Nelson Breve – Carta Maior
RIO DE JANEIRO - Olhar para o Brasil com a mente aberta para o que acontece no mundo. Analisar em profundidade sua história e suas estruturas econômicas, sociais e culturais. E nelas encontrar, não só os obstáculos que travam o desenvolvimento, mas também as potencialidades e os caminhos para superá-los. Com esse método de análise que permeia a obra do economista Celso Furtado, falecido em 2004, cinco dos mais conhecidos desenvolvimentistas brasileiros debateram na última sexta-feira (17), no Rio de Janeiro, os Problemas de Médio e Longo Prazo do Desenvolvimento Brasileiro. A mesa redonda, realizada no auditório Arino Ramos, do Banco Nacional Desenvolvimento Econômico e Social (BNDES), marcou a inauguração oficial do Centro Internacional Celso Furtado de Políticas para o Desenvolvimento.

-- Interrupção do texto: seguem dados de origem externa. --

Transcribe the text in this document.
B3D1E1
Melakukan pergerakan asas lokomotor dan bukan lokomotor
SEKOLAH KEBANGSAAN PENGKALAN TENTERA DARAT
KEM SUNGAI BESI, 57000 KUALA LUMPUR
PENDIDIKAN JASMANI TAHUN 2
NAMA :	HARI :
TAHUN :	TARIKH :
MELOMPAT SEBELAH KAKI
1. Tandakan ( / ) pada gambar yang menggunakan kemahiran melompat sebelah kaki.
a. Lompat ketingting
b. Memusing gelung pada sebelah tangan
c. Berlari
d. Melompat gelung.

Proposto pelo presidente Lula, o Centro Celso Furtado foi criado para desenvolver projetos de investigação e pesquisa sobre temas importantes para o desenvolvimento brasileiro. O propósito é reunir especialistas de diferentes procedências institucionais e acadêmicas para debater uma agenda com propostas de médio e longo prazos para problemas estruturais do país, como inserção internacional, integração da América Latina, matriz energética, logística, emprego, distribuição de renda, combate à probreza. “Será um espaço pluripartidário destinado ao debate livre dos temas que nós herdamos do Celso Furtado. Não é só para a exegese de suas obras, pois ele se rebelaria”, explicou o presidente institucional do Centro Celso Furtado, Luiz Gonzaga Belluzzo.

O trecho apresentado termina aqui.